A Requiem For The Doctor, by Jac Rayner, is more of a traditional Doctor Who story, with a few River bends along the way. River joins up with the Fifth Doctor and his companion Brook to investigate whether Mozart finished his Requiem, and whether in fact he died of natural causes or was poisoned. The story quickly moves on to uncover a market in special poisons that help battered or abused wives to deal with their repugnant husbands, and there’s at first a seeming murder mystery which evolves into something rather deeper and more meaningful.

There’s no real disguising the fact that Peter Davison’s Doctor and River Song feel like an odd pairing, with nothing like the chemistry of Colin Baker’s Sixth Doctor and River in the second box set. As he himself says in Rayner’s episode, ‘River doesn’t need me. And I quite like to be needed.’ He’s the young Doctor with the grandfatherly soul, more comfortable acting as a guide to the universe for younger ingénues (like Nyssa, Peri and Brook), than he is dealing with the ballsier type of women who occasionally plague him (like Tegan and River). It’s an awkwardness that is thrown into sharp relief in My Dinner With Andrew by John Dorney, as Davison plays a number of roles in what is essentially The Restaurant At The End Of The Universe, only with more attempted assassination. It’s a comedy romp with a funny French waiter, numerous versions of several people all in the same place at the same time, only hiding in different rooms, and for most of its length it plays distinctly as trans-temporal farce, only occasionally slipping into pathos as innocents are drawn increasingly into the dance of Kovarian and River over whether the Doctor lives or dies.
Oh and as an extra-special bonus for Hitch-Hiker’s fans, it has Peter Davison eschewing meat and ordering a green salad. It’s the little touches that matter.

The lightest episode in terms of tone, it’s by no means a straightforward one, and the phrase ‘timey-wimey’ might have been invented to describe it, but in terms of episodes to re-listen to, My Dinner With Andrew is probably your go-to on this box set because of the speed at which the farce is played.

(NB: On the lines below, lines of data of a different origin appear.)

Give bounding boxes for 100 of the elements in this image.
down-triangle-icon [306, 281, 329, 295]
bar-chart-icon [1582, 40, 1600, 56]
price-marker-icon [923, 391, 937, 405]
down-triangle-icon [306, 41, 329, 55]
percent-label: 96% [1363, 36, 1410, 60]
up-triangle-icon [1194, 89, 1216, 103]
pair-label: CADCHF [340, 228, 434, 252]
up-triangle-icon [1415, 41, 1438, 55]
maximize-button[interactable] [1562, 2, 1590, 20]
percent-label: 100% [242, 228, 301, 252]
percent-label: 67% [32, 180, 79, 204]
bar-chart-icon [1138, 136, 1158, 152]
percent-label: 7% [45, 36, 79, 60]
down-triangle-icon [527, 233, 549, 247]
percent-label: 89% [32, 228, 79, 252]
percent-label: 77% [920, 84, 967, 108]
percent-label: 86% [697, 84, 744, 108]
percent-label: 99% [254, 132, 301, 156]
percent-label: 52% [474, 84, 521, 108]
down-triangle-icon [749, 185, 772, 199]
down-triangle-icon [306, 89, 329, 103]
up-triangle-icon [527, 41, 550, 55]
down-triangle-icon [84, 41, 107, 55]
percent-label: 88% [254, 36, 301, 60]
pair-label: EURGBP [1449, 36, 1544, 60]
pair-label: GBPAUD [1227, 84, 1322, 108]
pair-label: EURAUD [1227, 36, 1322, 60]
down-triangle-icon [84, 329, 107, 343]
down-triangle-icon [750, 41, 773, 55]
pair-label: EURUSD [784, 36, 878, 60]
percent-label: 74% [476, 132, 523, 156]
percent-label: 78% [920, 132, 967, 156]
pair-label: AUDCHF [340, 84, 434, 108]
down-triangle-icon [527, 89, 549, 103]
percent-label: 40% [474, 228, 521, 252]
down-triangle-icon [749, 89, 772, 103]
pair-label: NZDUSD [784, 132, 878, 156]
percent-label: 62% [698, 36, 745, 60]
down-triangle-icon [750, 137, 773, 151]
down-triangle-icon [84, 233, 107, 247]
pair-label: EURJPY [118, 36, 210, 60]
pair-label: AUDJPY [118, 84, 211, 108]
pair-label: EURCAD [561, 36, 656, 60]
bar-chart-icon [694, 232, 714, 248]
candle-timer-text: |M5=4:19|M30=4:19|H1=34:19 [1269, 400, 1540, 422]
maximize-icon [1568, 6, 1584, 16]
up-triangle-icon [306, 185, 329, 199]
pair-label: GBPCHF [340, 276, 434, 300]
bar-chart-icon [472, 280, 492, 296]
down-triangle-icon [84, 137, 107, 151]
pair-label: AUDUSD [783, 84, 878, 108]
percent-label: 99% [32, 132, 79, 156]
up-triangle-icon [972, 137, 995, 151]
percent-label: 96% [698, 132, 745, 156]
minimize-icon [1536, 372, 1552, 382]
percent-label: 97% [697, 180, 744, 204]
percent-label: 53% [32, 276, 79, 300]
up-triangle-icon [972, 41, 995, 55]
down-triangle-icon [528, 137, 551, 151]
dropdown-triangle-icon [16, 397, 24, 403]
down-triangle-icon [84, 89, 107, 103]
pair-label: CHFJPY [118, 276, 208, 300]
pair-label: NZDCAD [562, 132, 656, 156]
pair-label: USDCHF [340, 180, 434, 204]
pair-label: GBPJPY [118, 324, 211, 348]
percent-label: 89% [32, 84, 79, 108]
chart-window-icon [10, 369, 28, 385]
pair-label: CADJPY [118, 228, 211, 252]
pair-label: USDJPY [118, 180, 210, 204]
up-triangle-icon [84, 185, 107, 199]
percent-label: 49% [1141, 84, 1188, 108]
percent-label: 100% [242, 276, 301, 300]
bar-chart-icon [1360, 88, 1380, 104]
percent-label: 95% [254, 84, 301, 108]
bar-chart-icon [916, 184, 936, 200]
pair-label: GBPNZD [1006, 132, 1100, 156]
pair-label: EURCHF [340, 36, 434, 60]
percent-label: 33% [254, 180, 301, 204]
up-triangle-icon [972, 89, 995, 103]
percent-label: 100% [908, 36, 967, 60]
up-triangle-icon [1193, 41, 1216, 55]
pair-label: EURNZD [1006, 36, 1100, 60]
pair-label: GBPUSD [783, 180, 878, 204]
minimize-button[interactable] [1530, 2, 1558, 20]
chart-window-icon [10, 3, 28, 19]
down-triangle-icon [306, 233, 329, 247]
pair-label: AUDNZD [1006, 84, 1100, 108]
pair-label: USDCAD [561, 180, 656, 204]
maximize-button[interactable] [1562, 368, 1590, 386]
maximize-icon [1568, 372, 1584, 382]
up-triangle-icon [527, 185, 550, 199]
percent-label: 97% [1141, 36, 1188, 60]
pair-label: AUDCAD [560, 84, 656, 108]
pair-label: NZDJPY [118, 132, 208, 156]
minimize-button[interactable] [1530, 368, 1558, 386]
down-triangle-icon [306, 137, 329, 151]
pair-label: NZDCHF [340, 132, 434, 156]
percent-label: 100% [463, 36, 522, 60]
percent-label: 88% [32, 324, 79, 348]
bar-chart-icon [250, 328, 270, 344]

Matt Fitton’s capstone to the set, The Furies, is a curious story that brings River home to her younger self’s bedroom, complete with disembowelled teddies and throwing stars. It shows an aspect of her character frequently forgotten or thrown away – the training she received as a child in the art and mentality of psychotic killing, so she’d be able to destroy the Doctor at any opportune moment. The chance to meet up with the ‘next generation’ of River-alikes, including H1, H2 and O (yes, really) shows us the different ways in which elements of her essential personality, before it was broadened by experience of the Doctor and his universe, were foregrounded. It also shows us Frances Barber’s Kovarian in fuller flight than at any point in the box set so far, as she experiences not only the likelihood of destruction by the main branch of her own church, but rebellion in her ranks, the possibility of a poltergeist and the personal hell that is bad dreams. There’s lots to enjoy in The Furies – including the apparent breakdown of Kovarian’s always edgy personality, taut as it is on the very edge of religious terror every second of the day. That taut determination is tipped over into madness in The Furies and it feels like the right complement to everything we know about River and Kovarian from their on-screen adventures.

Series 3 of The Diary of River Song is a slick production that sees Alex Kingston increasingly at home in the audio medium, and takes River back if not all the way to her roots, then to the place where her early psychology was formed. It gives her origin an expanded reality that you only realise it needed once you’ve heard it. More than either of the previous box sets, it feels like part of the TV chronology of her story, just a part we never got to see on screen. That makes it a set you’re going to need to listen to if you’re any kind of River fan, because you currently don’t know all of the story.